Helena mengadahkan kepalanya, menatap rembulan yang sangat terang. Ia berharap bisa berbicara dengan Axton, kembali ke masa lalu, bermain dengan bebas dengan lelaki itu. Kini hatinya bimbang, haruskah dia membalaskan dendam atas kematian kakaknya, atau justru membantu Axton melepaskan kutukan itu?

“Hei, Helena!” sapa seorang lelaki, Vale, penyihir yang menguasai api dan angin.

“Hai, Vale! Kau baru mengikuti upacara penyembahan?” tanya Helena.

“Tentu saja. Kenapa kau tidak hadir? Aku turut berduka cita atas meninggalnya Selena.”

“Terima kasih.”

“Apa kamu sudah mendengar? Pangeran Axton sudah dikutuk karena membunuh kakakmu,” ucap Vale dengan tatapan tidak suka.

“Iya, aku tahu.
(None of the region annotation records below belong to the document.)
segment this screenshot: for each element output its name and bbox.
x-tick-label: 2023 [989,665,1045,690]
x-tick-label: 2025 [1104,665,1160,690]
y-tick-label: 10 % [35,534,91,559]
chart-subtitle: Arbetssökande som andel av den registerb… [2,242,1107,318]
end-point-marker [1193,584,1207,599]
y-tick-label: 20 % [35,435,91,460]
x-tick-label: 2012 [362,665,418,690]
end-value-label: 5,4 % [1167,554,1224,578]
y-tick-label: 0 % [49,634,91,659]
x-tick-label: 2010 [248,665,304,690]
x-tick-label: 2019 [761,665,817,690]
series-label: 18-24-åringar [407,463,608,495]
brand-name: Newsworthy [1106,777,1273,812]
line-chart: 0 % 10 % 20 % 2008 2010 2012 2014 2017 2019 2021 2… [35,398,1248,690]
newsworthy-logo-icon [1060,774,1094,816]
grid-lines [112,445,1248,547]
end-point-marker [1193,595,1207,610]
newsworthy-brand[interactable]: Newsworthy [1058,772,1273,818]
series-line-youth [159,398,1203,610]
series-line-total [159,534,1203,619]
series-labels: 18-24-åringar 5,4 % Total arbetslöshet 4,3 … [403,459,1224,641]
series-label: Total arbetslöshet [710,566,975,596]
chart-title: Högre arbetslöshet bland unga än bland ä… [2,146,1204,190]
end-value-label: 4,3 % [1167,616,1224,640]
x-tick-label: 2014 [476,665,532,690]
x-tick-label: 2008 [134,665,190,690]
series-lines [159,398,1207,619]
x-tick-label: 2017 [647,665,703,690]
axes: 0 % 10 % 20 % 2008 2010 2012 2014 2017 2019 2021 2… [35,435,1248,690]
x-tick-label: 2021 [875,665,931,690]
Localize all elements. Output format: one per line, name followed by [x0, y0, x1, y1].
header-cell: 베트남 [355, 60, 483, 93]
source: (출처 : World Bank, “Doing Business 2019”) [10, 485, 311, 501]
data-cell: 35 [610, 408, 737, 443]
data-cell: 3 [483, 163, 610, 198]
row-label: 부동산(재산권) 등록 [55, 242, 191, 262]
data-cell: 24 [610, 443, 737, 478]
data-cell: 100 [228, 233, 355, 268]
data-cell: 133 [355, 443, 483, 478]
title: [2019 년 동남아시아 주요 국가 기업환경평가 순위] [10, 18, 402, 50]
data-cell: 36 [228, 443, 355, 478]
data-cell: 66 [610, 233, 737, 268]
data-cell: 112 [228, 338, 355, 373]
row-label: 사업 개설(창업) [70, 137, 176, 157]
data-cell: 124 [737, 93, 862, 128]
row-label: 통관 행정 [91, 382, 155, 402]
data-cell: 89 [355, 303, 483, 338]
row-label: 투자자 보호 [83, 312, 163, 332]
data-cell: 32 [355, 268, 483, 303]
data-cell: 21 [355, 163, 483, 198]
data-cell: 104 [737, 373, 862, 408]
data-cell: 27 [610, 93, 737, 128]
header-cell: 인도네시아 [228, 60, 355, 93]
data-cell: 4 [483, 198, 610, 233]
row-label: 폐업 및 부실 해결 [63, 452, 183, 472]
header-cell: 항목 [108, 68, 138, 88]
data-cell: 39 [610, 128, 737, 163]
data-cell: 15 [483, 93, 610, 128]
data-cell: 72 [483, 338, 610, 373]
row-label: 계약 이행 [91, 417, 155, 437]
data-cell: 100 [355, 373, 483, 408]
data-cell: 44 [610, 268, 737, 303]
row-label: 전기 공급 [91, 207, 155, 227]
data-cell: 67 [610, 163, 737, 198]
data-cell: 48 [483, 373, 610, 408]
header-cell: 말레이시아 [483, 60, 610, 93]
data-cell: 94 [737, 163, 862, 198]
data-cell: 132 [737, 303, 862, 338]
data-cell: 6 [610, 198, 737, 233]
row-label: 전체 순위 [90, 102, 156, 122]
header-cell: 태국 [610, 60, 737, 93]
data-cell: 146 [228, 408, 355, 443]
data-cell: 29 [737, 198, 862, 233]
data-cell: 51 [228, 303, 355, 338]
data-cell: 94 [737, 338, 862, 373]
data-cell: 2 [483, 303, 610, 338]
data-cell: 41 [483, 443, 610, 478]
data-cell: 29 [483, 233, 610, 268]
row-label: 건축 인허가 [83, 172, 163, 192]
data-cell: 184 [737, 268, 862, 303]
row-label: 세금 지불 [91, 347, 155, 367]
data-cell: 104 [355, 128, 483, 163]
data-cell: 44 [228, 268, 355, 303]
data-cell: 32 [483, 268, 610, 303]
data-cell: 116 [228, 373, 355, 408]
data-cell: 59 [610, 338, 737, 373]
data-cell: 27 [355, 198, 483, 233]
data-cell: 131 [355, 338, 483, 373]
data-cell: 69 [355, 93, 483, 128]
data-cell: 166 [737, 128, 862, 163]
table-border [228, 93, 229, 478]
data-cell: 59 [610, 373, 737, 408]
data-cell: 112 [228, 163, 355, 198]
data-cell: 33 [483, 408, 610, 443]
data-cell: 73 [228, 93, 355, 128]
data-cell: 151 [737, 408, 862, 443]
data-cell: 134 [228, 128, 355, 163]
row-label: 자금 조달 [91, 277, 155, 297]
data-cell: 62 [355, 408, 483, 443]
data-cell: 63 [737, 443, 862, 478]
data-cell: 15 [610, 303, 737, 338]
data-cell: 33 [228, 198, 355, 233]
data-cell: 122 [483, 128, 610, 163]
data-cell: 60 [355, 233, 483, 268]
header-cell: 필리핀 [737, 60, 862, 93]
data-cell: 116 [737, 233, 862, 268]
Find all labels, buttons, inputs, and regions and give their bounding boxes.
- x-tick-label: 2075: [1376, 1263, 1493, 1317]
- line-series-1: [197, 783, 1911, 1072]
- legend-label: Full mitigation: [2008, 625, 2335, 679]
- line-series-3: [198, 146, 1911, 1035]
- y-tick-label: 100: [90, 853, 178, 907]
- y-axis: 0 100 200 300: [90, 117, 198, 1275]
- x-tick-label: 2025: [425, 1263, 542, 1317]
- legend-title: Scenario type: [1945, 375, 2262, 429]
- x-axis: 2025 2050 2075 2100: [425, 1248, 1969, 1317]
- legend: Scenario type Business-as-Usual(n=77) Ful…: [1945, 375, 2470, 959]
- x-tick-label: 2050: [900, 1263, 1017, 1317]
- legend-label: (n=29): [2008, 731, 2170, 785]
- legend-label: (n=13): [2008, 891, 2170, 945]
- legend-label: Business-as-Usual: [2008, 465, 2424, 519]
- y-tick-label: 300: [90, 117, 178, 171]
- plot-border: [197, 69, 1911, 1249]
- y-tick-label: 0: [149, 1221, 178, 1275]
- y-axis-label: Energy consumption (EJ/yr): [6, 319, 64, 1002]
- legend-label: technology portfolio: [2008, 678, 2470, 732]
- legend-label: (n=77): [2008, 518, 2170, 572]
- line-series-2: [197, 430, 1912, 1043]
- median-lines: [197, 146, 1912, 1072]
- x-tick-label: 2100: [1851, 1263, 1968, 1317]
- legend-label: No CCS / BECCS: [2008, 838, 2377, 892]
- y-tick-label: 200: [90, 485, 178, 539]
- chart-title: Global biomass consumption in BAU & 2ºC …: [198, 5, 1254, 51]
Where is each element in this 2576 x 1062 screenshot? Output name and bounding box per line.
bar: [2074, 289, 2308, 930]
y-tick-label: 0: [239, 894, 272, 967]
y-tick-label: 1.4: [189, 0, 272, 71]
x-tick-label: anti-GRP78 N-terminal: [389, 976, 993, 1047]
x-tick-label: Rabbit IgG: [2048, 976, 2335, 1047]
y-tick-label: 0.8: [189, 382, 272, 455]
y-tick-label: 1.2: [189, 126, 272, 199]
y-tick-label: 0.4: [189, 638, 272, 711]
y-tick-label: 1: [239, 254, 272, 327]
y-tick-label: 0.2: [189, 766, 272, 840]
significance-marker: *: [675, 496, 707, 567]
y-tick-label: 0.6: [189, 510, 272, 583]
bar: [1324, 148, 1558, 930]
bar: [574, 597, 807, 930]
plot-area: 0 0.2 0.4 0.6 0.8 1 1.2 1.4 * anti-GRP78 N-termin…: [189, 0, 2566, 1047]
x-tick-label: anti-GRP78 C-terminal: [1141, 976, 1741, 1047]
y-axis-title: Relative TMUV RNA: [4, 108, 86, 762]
Apa kamu tahu bagaimana melepas kutukan itu?” tanya Helena.

“Apa? Kau mau melepasnya? Biar saja pangeran seperti itu tetap menjadi lemah. Biarlah dia menderita! Untuk apa kamu repot-repot melepas kutukan itu? Jangan menggunakan hati baikmu pada orang yang jahat kepadamu!” tegas Vale.

Helena menghela napas. Ia mungkin membenci Axton yang telah tega membunuh kakaknya, tetapi ia ingin mendengar penjelasan dari Axton, ingin tau kenapa lelaki itu membunuh Selena. Kasus kematian kakaknya ditutup begitu saja oleh hakim agung untuk membersihkan nama pangeran. Helena merasa hidup ini tidak pernah adil. Semua miliknya telah diambil dan ia tidak memiliki siapa pun lagi di sana.

“Baiklah, kalau kamu tidak tahu caranya. Biar aku sendiri yang mencari tahu.” Helena menatap Vale sekilas lalu berbalik.

“Aku tahu. Jangan remehkan aku. Aku ini Vale, penyihir kelas tiga. Meski aku tak semahir kakakmu, tapi aku tahu sihir yang Selena kuasai. Meski begitu, aku tidak akan memberi tahumu karena aku tidak setuju dengan pilihanmu yang ingin membebaskan Axton. Itu ide tidak masuk akal.”

“Aku memiliki alasanku sendiri. Lagipula, akulah yang memiliki masalah dengan Axton, kenapa kau harus melarangku?”

Vale tidak menjawab, dia malah menggunakan sihirnya untuk membuat angin kencang hingga membuatnya langsung menghilang. Ciri khas Vale. Saat dia kesal, dia akan menghilang begitu saja.

Helena mendengkus, menurutnya sikap Vale cukup kekanakan.

Tentang balas dendam… Helena masih ragu. Ia cukup yakin bahwa ia akan bisa merelakan dan memaafkan Axton nantinya. Lelaki itu pasti punya alasan sendiri.

Entah bagaimana ia cukup yakin, sebab Axton dulu pernah menyelamatkan nyawanya… dan Helena tak bisa untuk melupakan hutang itu begitu saja.